Que faire alors pour empêcher toutes ces attaques? Selon Rockford Weitz, le gouvernement mexicain et les différents acteurs de l’industrie du pétrole devraient d’abord initier un «partenariat public-privé».
«Mexico doit favoriser la collaboration et peut-être travailler discrètement aussi avec la garde côtière américaine et la marine américaine. Il faut favoriser le partage d’informations. Les entreprises étrangères sont prêtes à collaborer et à faire appel à des firmes de protection privées», précise-t-il.
Directeur des opérations de Fortress, Lee Oughton partage l’avis de cet expert en questions maritimes. Il croit aussi que la solution réside dans une «réponse coordonnée».
«Les opérateurs internationaux connaissent de mieux en mieux le mode de fonctionnement des pirates. Ils emploient des entreprises locales comme la nôtre ayant développé un domaine d’expertise au sein de la marine mexicaine. […] Ce n’est qu’une question de temps avant que l’industrie de la sécurité privée comble le manque de ressources et d’expertise de la marine mexicaine», estime l’expert.

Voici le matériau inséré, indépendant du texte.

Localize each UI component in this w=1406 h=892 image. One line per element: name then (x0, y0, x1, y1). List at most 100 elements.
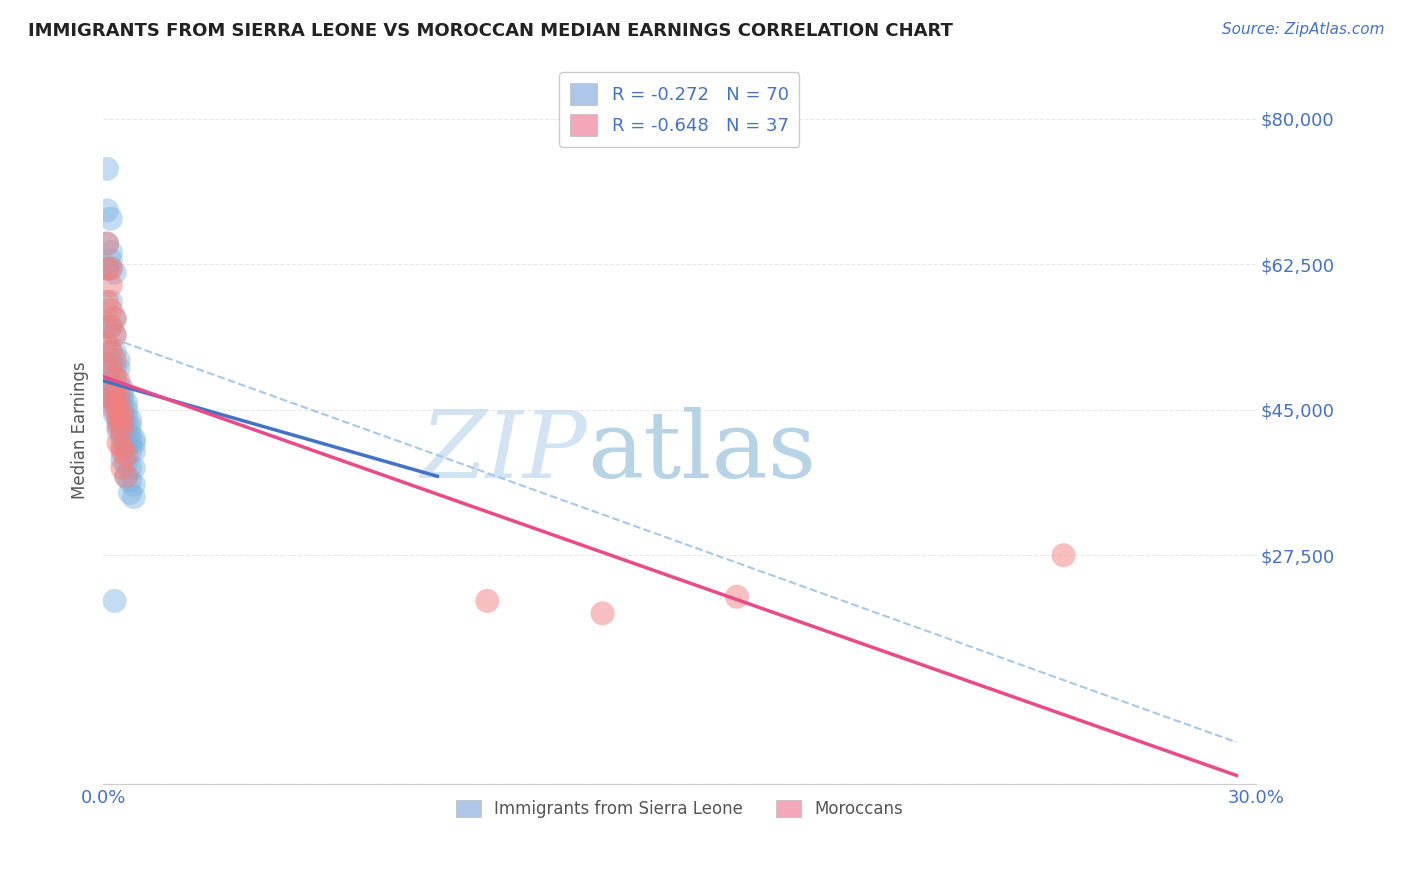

Historien et auteur d’un livre sur la piraterie dans le golfe du Mexique aux XVIe, XVIIe et XVIIIe siècles, Antonio García de León observe certaines similitudes entre la piraterie d’hier et d’aujourd’hui:
«Il y a effectivement certaines caractéristiques communes, bien que le phénomène présente plusieurs nouveaux aspects. La manière d’attaquer avec de petites embarcations est assez similaire. […] Dans une certaine mesure, on pourrait dire que ces truands rappellent l’époque où les pirates ont cessé de servir de grandes puissances coloniales pour se diviser en petits groupes indépendants», précise-t-il au micro de Sputnik.
«La piraterie représente un énorme défi pour le Président mexicain Andrés Manuel López Obrador. C’est certain que les investisseurs qui doivent évaluer le retour sur investissement de leurs opérations sont préoccupés, mais cela ne veut pas dire que la situation les découragera complètement. Le Mexique reste encore une meilleure option que des pays comme le Venezuela, la Guyane et le Suriname», a-t-il conclu.